Can you believe that children in Great Britain watch more than 17 hours of television per week? When you break that down, it averages over 2 hours a day, every single day of the year, comprising a minimum of 15% of their waking lives (assuming 8 hours of sleep per night).
Children and Technology
Then you take the social media consumption – Great Britian’s children spend over 20 hours per week on the internet, mostly using social media. By the age range of 11-15 British children spend over 50% of their waking lives in front of a screen, averaging 7.5 hours per day.
‘For a new generation, nature is more abstraction than reality.
Increasingly, nature is something to watch, to consume,
to wear – to ignore.’
Richard Louv, Last Child in the Woods.
This obsessive screen time has resulted in staggering health ramifications including vitamin D deficiency, nearsightedness (I have this problem, and I think its from looking at screen so much in my adult life!), and a decline in their ability to engage in physical activities like push-ups or sit-ups. This has also resulted in an increase in problems with cardio-respiratory systems (heart and lung).
Research believe these issues are directly connected with a reduction in time spent outside.
Children in Nature
In contrast, a 2009 study conducted by researches at the University of Essex concluded that children who were allowed to “free-range” and spend time in nature actually lived longer. Additionally, children who had a greater exposure to nature had reduced symptoms of ADHD by THREEFOLD.

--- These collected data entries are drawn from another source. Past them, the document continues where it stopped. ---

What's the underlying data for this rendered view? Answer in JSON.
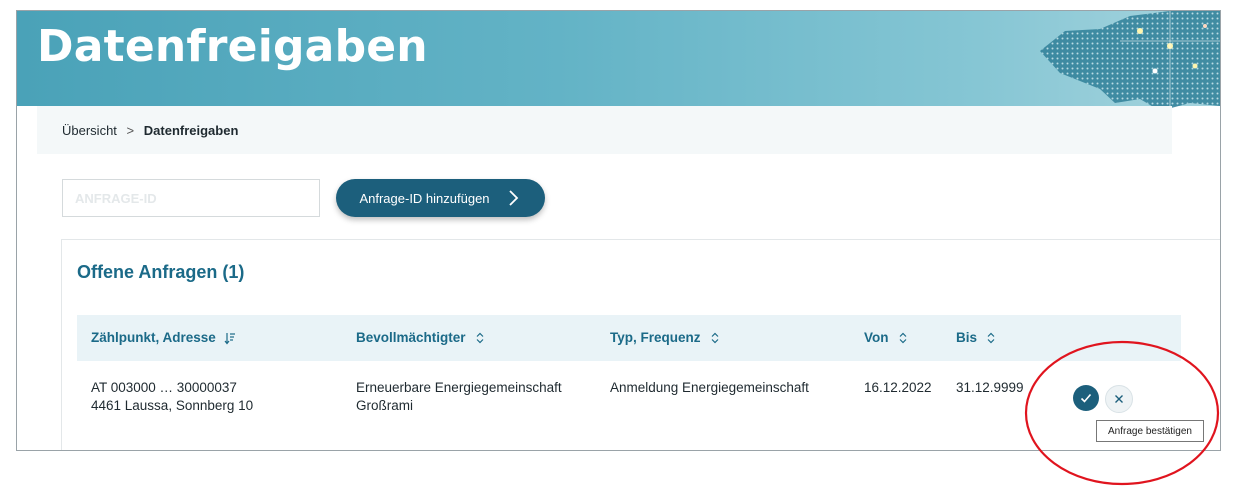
{
  "banner": {
    "title": "Datenfreigaben"
  },
  "breadcrumb": {
    "items": [
      "Übersicht",
      "Datenfreigaben"
    ],
    "separator": ">"
  },
  "request_form": {
    "input_placeholder": "ANFRAGE-ID",
    "input_value": "",
    "add_button_label": "Anfrage-ID hinzufügen"
  },
  "section": {
    "title": "Offene Anfragen (1)"
  },
  "table": {
    "columns": [
      "Zählpunkt, Adresse",
      "Bevollmächtigter",
      "Typ, Frequenz",
      "Von",
      "Bis"
    ],
    "rows": [
      {
        "zaehlpunkt": "AT 003000 … 30000037",
        "adresse": "4461 Laussa, Sonnberg 10",
        "bevollmaechtigter_1": "Erneuerbare Energiegemeinschaft",
        "bevollmaechtigter_2": "Großrami",
        "typ": "Anmeldung Energiegemeinschaft",
        "von": "16.12.2022",
        "bis": "31.12.9999"
      }
    ]
  },
  "actions": {
    "tooltip": "Anfrage bestätigen"
  },
  "colors": {
    "banner": "#5aaec2",
    "primary": "#1c5f7c",
    "heading": "#1b6a88",
    "table_header_bg": "#e9f3f7",
    "highlight": "#e0141e"
  },
  "icons": {
    "sort_active": "sort-descending-icon",
    "sort": "sort-icon",
    "next": "chevron-right-icon",
    "confirm": "checkmark-icon",
    "reject": "close-icon"
  }
}
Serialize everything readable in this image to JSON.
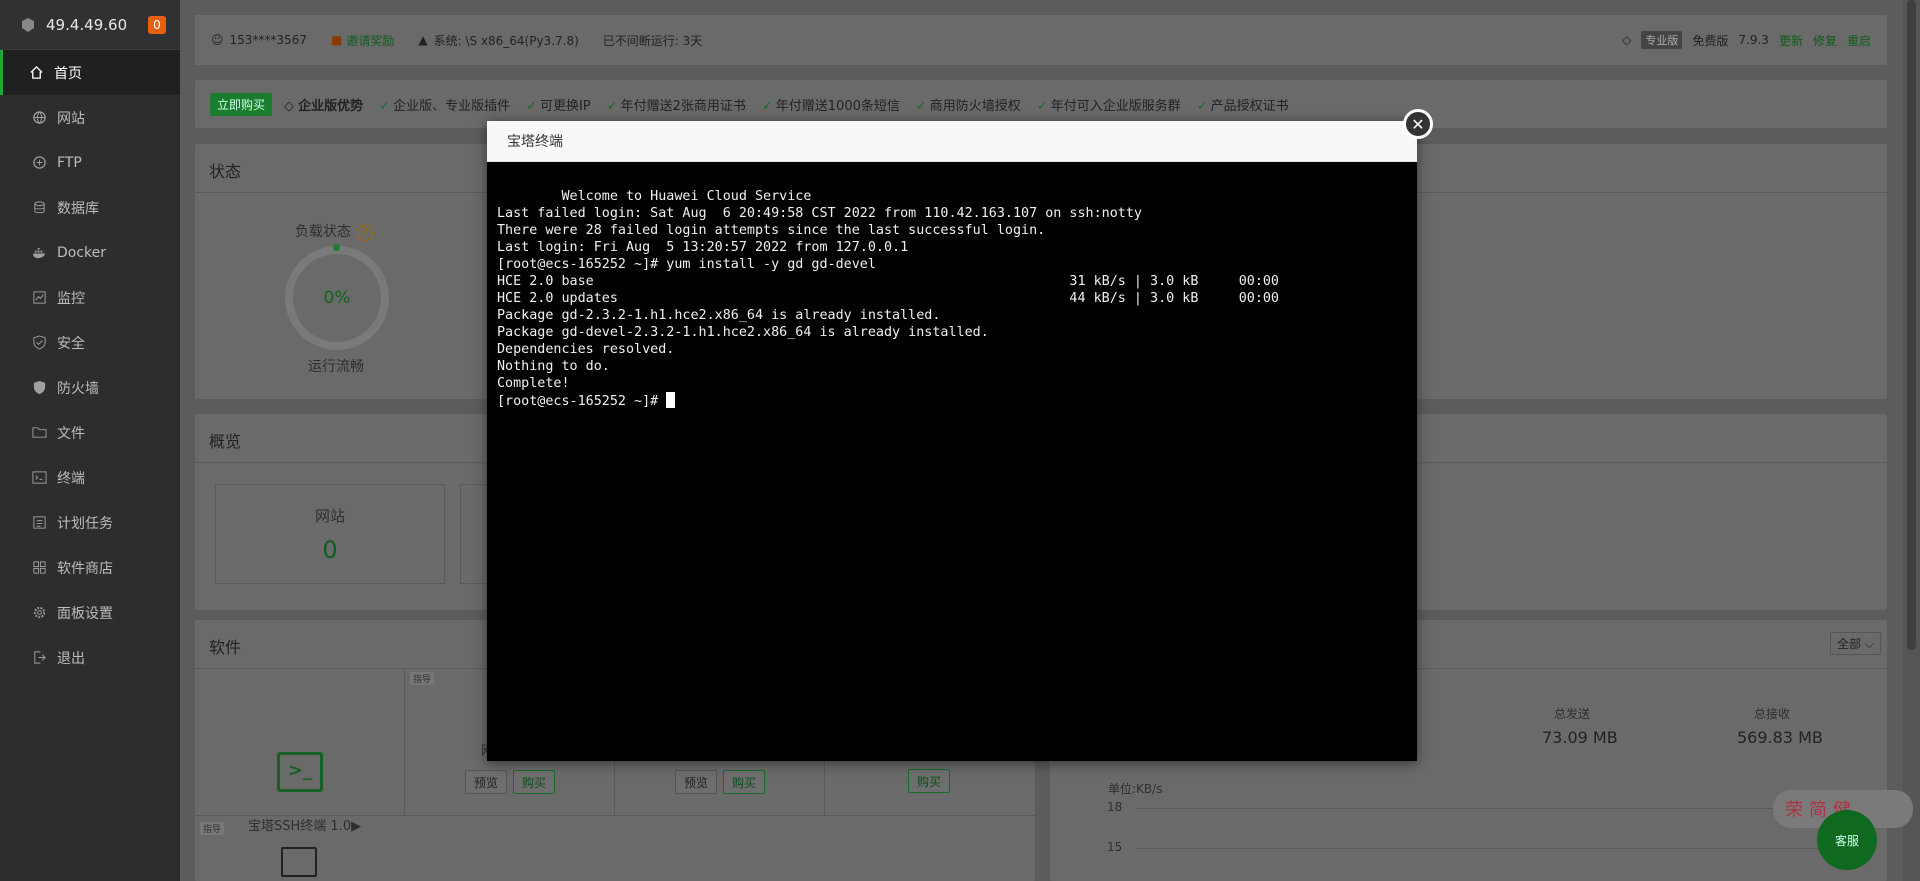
{
  "sidebar": {
    "ip": "49.4.49.60",
    "badge": "0",
    "items": [
      {
        "label": "首页",
        "icon": "home-icon"
      },
      {
        "label": "网站",
        "icon": "globe-icon"
      },
      {
        "label": "FTP",
        "icon": "ftp-icon"
      },
      {
        "label": "数据库",
        "icon": "database-icon"
      },
      {
        "label": "Docker",
        "icon": "docker-icon"
      },
      {
        "label": "监控",
        "icon": "monitor-icon"
      },
      {
        "label": "安全",
        "icon": "shield-check-icon"
      },
      {
        "label": "防火墙",
        "icon": "shield-icon"
      },
      {
        "label": "文件",
        "icon": "folder-icon"
      },
      {
        "label": "终端",
        "icon": "terminal-icon"
      },
      {
        "label": "计划任务",
        "icon": "calendar-icon"
      },
      {
        "label": "软件商店",
        "icon": "apps-icon"
      },
      {
        "label": "面板设置",
        "icon": "gear-icon"
      },
      {
        "label": "退出",
        "icon": "logout-icon"
      }
    ]
  },
  "topbar": {
    "user": "153****3567",
    "invite": "邀请奖励",
    "system": "系统:  \\S x86_64(Py3.7.8)",
    "uptime": "已不间断运行: 3天",
    "pro_tag": "专业版",
    "edition": "免费版",
    "version": "7.9.3",
    "update": "更新",
    "repair": "修复",
    "restart": "重启"
  },
  "promo": {
    "buy": "立即购买",
    "title": "企业版优势",
    "items": [
      "企业版、专业版插件",
      "可更换IP",
      "年付赠送2张商用证书",
      "年付赠送1000条短信",
      "商用防火墙授权",
      "年付可入企业版服务群",
      "产品授权证书"
    ]
  },
  "status": {
    "title": "状态",
    "load_label": "负载状态",
    "help": "?",
    "load_value": "0%",
    "load_text": "运行流畅"
  },
  "overview": {
    "title": "概览",
    "site_label": "网站",
    "site_count": "0"
  },
  "software": {
    "title": "软件",
    "pin": "指导",
    "ssh_name": "宝塔SSH终端 1.0▶",
    "preview": "预览",
    "buy": "购买",
    "partial": "网"
  },
  "network": {
    "filter": "全部 ⌵",
    "sent_label": "总发送",
    "sent_value": "73.09 MB",
    "recv_label": "总接收",
    "recv_value": "569.83 MB",
    "unit": "单位:KB/s",
    "y1": "18",
    "y2": "15"
  },
  "kefu": "客服",
  "mascot": "荣简健",
  "modal": {
    "title": "宝塔终端",
    "close": "✕",
    "lines": [
      "        Welcome to Huawei Cloud Service",
      "",
      "Last failed login: Sat Aug  6 20:49:58 CST 2022 from 110.42.163.107 on ssh:notty",
      "There were 28 failed login attempts since the last successful login.",
      "Last login: Fri Aug  5 13:20:57 2022 from 127.0.0.1",
      "[root@ecs-165252 ~]# yum install -y gd gd-devel",
      "HCE 2.0 base                                                           31 kB/s | 3.0 kB     00:00",
      "HCE 2.0 updates                                                        44 kB/s | 3.0 kB     00:00",
      "Package gd-2.3.2-1.h1.hce2.x86_64 is already installed.",
      "Package gd-devel-2.3.2-1.h1.hce2.x86_64 is already installed.",
      "Dependencies resolved.",
      "Nothing to do.",
      "Complete!"
    ],
    "prompt": "[root@ecs-165252 ~]# "
  }
}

Childhood psychologist Aric Sigman calls this health/nature correlation the “Countryside effect”, and states that is is a considerable impact on one’s health. Not only are children who spend more time outside physically healthier, they scored higher on “concentration and self-discipline; improved their awareness, reasoning and observational skills; did better in reading, writing, maths, science and social studies; were better at working in teams; and showed improved behaviour overall.”
Do your children spend enough time in nature?
There was definitely a time period where we because a very technology-centric family. I noticed we fought more, our children were constantly agitated and became frustrated over the simplest things. As we transitioned back to an outdoor-centric lifestyle, they began to “level out” emotionally and the mood in our home became incredibly more joyful.
We have found the combination of children and technology only works if it is in balance with time spent in nature!